“Oh, don’t do that!” cried Cynthia distressed. “Look here, you aren’t happy. Can’t you tell me about it?”
“Oh I hate France, I hate Europe, I hate this town worst of all!” and Serena suddenly flopped down beside Cynthia and dropped her head on a much surprised Yankee shoulder. “I want to go ho ... ome! I want ... to ... go ... ho ... ome!”
“Is it just homesickness?” asked Cynthia gently. She certainly knew a lot about that feeling since she came abroad, but Serena shook her head, then started to wipe her eyes. “No ...” forlornly. “It’s ... it’s Jack.”
“Jack? Oh ... ah ... yes,” murmured Cynthia vaguely. “Come, sit up and tell me all about it,” and she patted the other’s back, reassuringly. She had heard that it was sometimes easier to tell your troubles to a stranger. Serena may have heard that too, for she said:
“It’s Aunt Anna, really. She’s mother’s oldest sister. Oh I know she doesn’t look it, but she’s always had money and can afford to do things to keep young and buy clothes to make herself pretty and I guess that’s about all she cares about anyway. I guess long ago she was in love with Jack’s father, too, though that’s only a sort of guess.”
“Jack?”
“Jack Hemstead. He’s a boy from home,” as though that were sufficient explanation. “And when Jack ... Jack said he ca ... cared for me ...” she swallowed, waited a minute and went on, “Aunt Anna made fun of him, and said it was all foolishness at our age, though I’m eighteen ... and Jack’s nearly twenty one, and finally she said she’d take me abroad for the summer and then maybe I’d see Jack wasn’t so marvelous. But he is, oh he’s the most marvelous person.”
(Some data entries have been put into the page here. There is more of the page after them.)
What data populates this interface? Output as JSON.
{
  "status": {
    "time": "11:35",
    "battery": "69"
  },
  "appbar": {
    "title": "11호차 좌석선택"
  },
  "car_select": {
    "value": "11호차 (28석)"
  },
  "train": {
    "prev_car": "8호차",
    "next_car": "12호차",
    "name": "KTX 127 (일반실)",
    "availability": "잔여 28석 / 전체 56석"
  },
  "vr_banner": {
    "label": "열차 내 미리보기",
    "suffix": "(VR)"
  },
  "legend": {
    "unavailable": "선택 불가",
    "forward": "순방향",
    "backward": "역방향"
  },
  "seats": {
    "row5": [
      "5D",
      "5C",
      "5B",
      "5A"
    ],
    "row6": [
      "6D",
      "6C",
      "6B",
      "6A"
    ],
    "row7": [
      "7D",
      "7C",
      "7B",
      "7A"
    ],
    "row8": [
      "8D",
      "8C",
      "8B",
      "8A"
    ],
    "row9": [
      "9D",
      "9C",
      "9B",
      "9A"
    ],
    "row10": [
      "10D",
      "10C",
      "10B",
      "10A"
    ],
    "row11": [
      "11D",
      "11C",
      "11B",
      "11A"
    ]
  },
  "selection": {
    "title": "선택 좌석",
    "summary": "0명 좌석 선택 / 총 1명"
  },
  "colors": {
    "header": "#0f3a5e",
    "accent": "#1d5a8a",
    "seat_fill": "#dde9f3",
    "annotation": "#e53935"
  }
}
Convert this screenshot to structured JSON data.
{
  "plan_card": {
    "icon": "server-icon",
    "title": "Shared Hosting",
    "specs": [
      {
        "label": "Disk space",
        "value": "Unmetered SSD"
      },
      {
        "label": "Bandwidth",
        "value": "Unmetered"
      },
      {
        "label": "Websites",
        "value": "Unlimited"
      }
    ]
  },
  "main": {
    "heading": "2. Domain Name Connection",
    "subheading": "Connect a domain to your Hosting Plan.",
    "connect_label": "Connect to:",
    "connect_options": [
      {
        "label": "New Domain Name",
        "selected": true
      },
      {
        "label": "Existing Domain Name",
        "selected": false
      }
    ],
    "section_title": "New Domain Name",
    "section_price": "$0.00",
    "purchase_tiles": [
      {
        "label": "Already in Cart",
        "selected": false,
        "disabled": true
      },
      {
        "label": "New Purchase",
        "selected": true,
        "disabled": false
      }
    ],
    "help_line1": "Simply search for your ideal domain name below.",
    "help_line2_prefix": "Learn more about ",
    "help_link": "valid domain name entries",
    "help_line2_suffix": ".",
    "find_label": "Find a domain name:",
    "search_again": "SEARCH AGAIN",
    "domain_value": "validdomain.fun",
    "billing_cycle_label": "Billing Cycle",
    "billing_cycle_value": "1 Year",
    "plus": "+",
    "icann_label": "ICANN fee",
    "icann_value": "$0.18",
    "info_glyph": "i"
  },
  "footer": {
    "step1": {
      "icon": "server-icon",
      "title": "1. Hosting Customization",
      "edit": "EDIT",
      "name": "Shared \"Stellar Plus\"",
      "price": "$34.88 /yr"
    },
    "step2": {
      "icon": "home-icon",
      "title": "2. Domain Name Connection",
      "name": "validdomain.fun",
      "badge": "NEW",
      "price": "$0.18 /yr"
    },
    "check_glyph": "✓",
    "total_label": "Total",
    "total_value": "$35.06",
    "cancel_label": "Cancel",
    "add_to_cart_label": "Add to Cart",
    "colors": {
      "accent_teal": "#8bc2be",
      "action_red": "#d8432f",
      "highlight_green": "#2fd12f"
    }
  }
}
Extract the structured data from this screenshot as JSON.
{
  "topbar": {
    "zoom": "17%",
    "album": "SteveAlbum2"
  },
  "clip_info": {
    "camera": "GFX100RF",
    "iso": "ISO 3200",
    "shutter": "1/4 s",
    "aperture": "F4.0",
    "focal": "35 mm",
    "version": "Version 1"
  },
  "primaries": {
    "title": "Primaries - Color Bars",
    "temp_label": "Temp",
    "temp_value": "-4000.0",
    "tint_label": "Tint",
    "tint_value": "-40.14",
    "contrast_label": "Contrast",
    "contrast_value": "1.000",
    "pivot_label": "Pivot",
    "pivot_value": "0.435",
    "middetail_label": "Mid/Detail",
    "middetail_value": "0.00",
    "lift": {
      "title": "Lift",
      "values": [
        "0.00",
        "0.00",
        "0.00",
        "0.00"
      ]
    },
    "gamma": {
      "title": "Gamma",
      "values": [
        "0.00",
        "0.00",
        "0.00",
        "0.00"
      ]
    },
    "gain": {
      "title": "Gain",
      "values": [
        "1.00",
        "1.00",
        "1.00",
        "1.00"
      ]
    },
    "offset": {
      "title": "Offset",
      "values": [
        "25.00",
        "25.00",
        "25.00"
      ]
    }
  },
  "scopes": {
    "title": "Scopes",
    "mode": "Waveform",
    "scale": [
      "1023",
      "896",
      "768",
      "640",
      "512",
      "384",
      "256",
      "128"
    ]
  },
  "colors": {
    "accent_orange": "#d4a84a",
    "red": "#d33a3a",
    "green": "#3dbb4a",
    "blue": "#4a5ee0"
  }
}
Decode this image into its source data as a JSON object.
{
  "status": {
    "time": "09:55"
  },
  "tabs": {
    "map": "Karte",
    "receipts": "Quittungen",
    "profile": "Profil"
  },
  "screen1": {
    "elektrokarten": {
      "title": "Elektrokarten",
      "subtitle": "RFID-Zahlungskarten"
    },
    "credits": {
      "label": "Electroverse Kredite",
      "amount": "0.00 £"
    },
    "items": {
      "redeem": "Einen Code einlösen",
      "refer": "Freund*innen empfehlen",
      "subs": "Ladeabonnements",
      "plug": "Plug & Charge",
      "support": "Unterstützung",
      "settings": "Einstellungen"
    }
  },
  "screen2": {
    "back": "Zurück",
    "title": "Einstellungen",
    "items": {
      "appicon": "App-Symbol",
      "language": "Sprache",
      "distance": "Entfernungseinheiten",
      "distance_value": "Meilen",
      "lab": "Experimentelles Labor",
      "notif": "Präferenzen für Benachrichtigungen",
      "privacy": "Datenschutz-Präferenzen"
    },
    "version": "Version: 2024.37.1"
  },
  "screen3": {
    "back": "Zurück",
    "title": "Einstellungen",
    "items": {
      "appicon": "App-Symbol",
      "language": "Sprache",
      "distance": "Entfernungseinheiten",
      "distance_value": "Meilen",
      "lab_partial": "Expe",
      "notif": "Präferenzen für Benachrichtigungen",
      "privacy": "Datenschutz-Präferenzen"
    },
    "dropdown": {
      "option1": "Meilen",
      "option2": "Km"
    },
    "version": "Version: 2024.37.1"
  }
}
She’d start to cry again if Cynthia wasn’t careful. “But haven’t you written him?” she asked.
Serena nodded vigorously. “Yes, but we had a quarrel just before I left. He said if I really cared I’d marry him then, even if we weren’t of age. But I guess maybe I wanted the trip and I thought I could have Jack too, and I haven’t heard a word, not one single word since I left home. I’ve written and written begging him to write me and I’m so ashamed!”
“Something’s wrong somewhere,” thought Cynthia, wondering what on earth she could do about it. “Tell me more about him? And how long have you been over?”